Evelim Mendes dos Santos, Josebel Akel Fares

Resumo


Este artigo é parte de um programa de pesquisa que estuda e desenha Cartografias Poéticas da Amazônia, desenvolvido no Núcleo de Pesquisa Culturas e Memórias Amazônicas. A composição deste traço do mapa compreende o estudo das memórias subterrâneas presente em crônicas da escritora paraense Eneida de Moraes. De cunho bibliográfico e qualitativo, a pesquisa discorre acerca das principais concepções de memória, dentre elas a memória subterrânea, referente aos excluídos e marginalizados socialmente.

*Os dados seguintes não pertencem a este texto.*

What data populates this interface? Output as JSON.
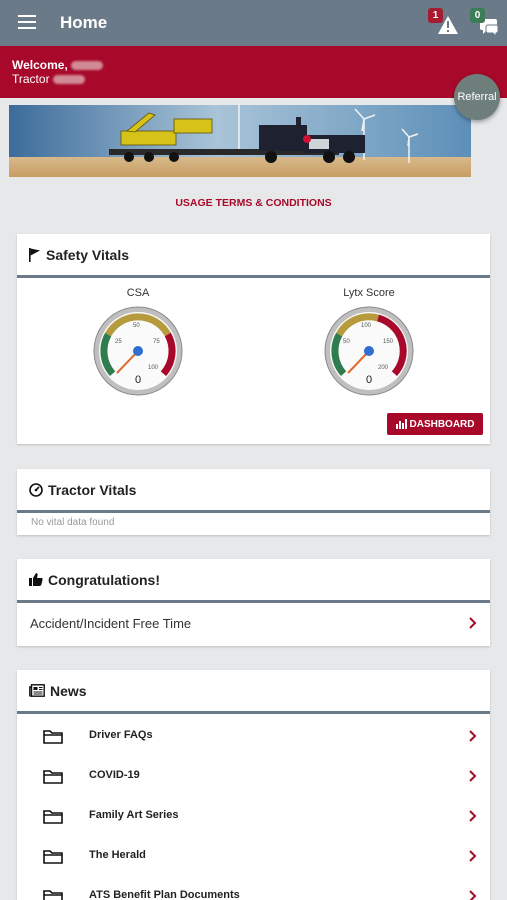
{
  "appbar": {
    "title": "Home",
    "alerts_count": "1",
    "messages_count": "0"
  },
  "welcome": {
    "line1": "Welcome,",
    "line2": "Tractor"
  },
  "referral_label": "Referral",
  "terms_label": "USAGE TERMS & CONDITIONS",
  "safety": {
    "title": "Safety Vitals",
    "gauges": [
      {
        "label": "CSA",
        "value": "0",
        "ticks": [
          "25",
          "50",
          "75",
          "100"
        ]
      },
      {
        "label": "Lytx Score",
        "value": "0",
        "ticks": [
          "50",
          "100",
          "150",
          "200"
        ]
      }
    ],
    "dashboard_label": "DASHBOARD"
  },
  "tractor": {
    "title": "Tractor Vitals",
    "empty_text": "No vital data found"
  },
  "congrats": {
    "title": "Congratulations!",
    "row_label": "Accident/Incident Free Time"
  },
  "news": {
    "title": "News",
    "items": [
      "Driver FAQs",
      "COVID-19",
      "Family Art Series",
      "The Herald",
      "ATS Benefit Plan Documents"
    ]
  },
  "colors": {
    "appbar": "#6b7a89",
    "brand_red": "#a8092a",
    "background": "#e6e8ea"
  }
}
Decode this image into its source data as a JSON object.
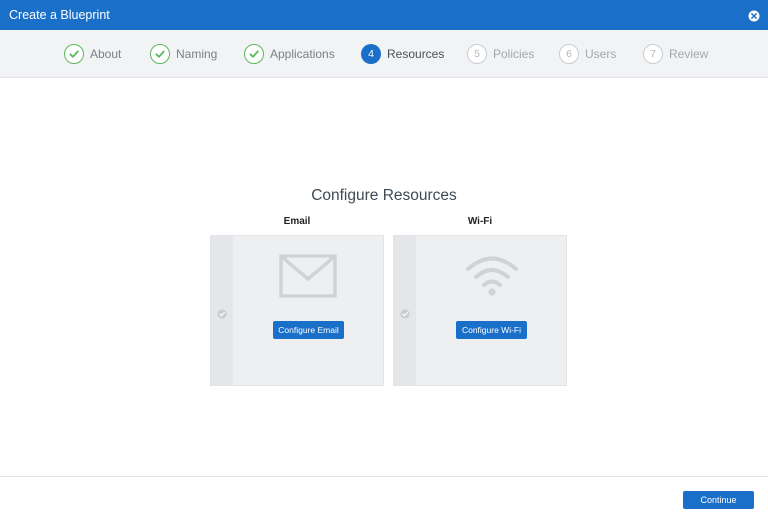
{
  "window": {
    "title": "Create a Blueprint",
    "close_icon": "close-circle-icon"
  },
  "steps": [
    {
      "number": "1",
      "label": "About",
      "state": "done",
      "icon": "check-circle-icon"
    },
    {
      "number": "2",
      "label": "Naming",
      "state": "done",
      "icon": "check-circle-icon"
    },
    {
      "number": "3",
      "label": "Applications",
      "state": "done",
      "icon": "check-circle-icon"
    },
    {
      "number": "4",
      "label": "Resources",
      "state": "active"
    },
    {
      "number": "5",
      "label": "Policies",
      "state": "pending"
    },
    {
      "number": "6",
      "label": "Users",
      "state": "pending"
    },
    {
      "number": "7",
      "label": "Review",
      "state": "pending"
    }
  ],
  "main": {
    "heading": "Configure Resources",
    "cards": [
      {
        "title": "Email",
        "icon": "envelope-icon",
        "status_icon": "check-circle-icon",
        "button": "Configure Email"
      },
      {
        "title": "Wi-Fi",
        "icon": "wifi-icon",
        "status_icon": "check-circle-icon",
        "button": "Configure Wi-Fi"
      }
    ]
  },
  "footer": {
    "continue_label": "Continue"
  },
  "colors": {
    "accent": "#1a6fc9",
    "success": "#5cb85c",
    "pending": "#c8ccd1",
    "card_bg": "#eeeff1"
  }
}
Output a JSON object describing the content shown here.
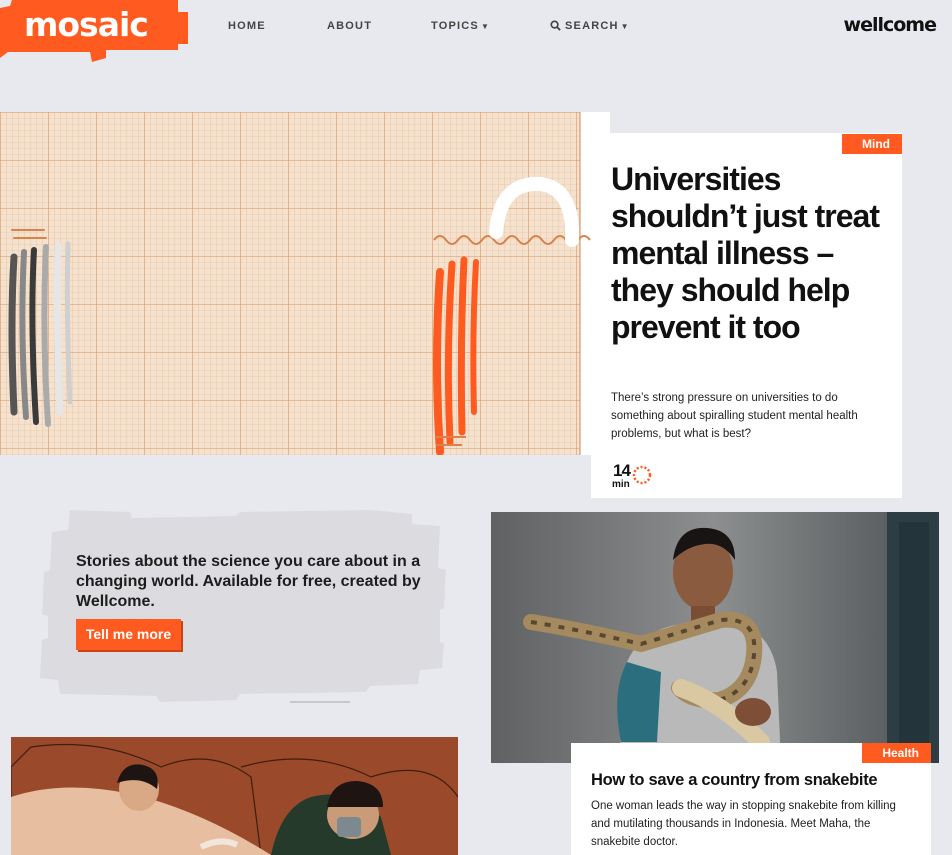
{
  "header": {
    "logo": "mosaic",
    "nav": {
      "home": "HOME",
      "about": "ABOUT",
      "topics": "TOPICS",
      "search": "SEARCH"
    },
    "brand": "wellcome",
    "icons": [
      "search-icon",
      "chevron-down-icon"
    ]
  },
  "hero": {
    "tag": "Mind",
    "title": "Universities shouldn’t just treat mental illness – they should help prevent it too",
    "description": "There’s strong pressure on universities to do something about spiralling student mental health problems, but what is best?",
    "read_time": "14",
    "read_time_unit": "min"
  },
  "promo": {
    "text": "Stories about the science you care about in a changing world. Available for free, created by Wellcome.",
    "button": "Tell me more"
  },
  "story_snakebite": {
    "tag": "Health",
    "title": "How to save a country from snakebite",
    "description": "One woman leads the way in stopping snakebite from killing and mutilating thousands in Indonesia. Meet Maha, the snakebite doctor."
  },
  "colors": {
    "accent": "#ff5a1f",
    "background": "#e8e9ee",
    "card": "#ffffff",
    "grid_paper": "#f0d8be",
    "illustration_brown": "#9a4a2a"
  }
}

As memórias trazidas nas crônicas denunciam os abusos da política brasileira dos anos 30 do século XX, as injustiças sociais ocorridas no período da ditadura militar e as prisões vividas pela escritora e seus companheiros. Desta forma, o estudo das poéticas nos permite compreender a memória coletiva da sociedade no período do Estado Novo, ter consciência dos acontecimentos que norteiam o tempo presente, e, assim, projetar perspectivas para o futuro. Compreende-se, então, o papel social da literatura, o que passou despercebido pela memória oficial, vem à tona no texto memorialístico, que fala de assuntos relacionados aos traumas, torturas e prisões enfrentados pelos opositores ao governo de Getúlio Vargas. O presente texto recorta do trabalho maior a apresentação de crônicas dos livros Aruanda e Banho de Cheiro e divide-se em duas partes: a primeira apresenta traços biográficos da vida da escritora, essenciais para a compreensão da obra, e a segunda conta sobre as memórias referidas em crônicas da escritora.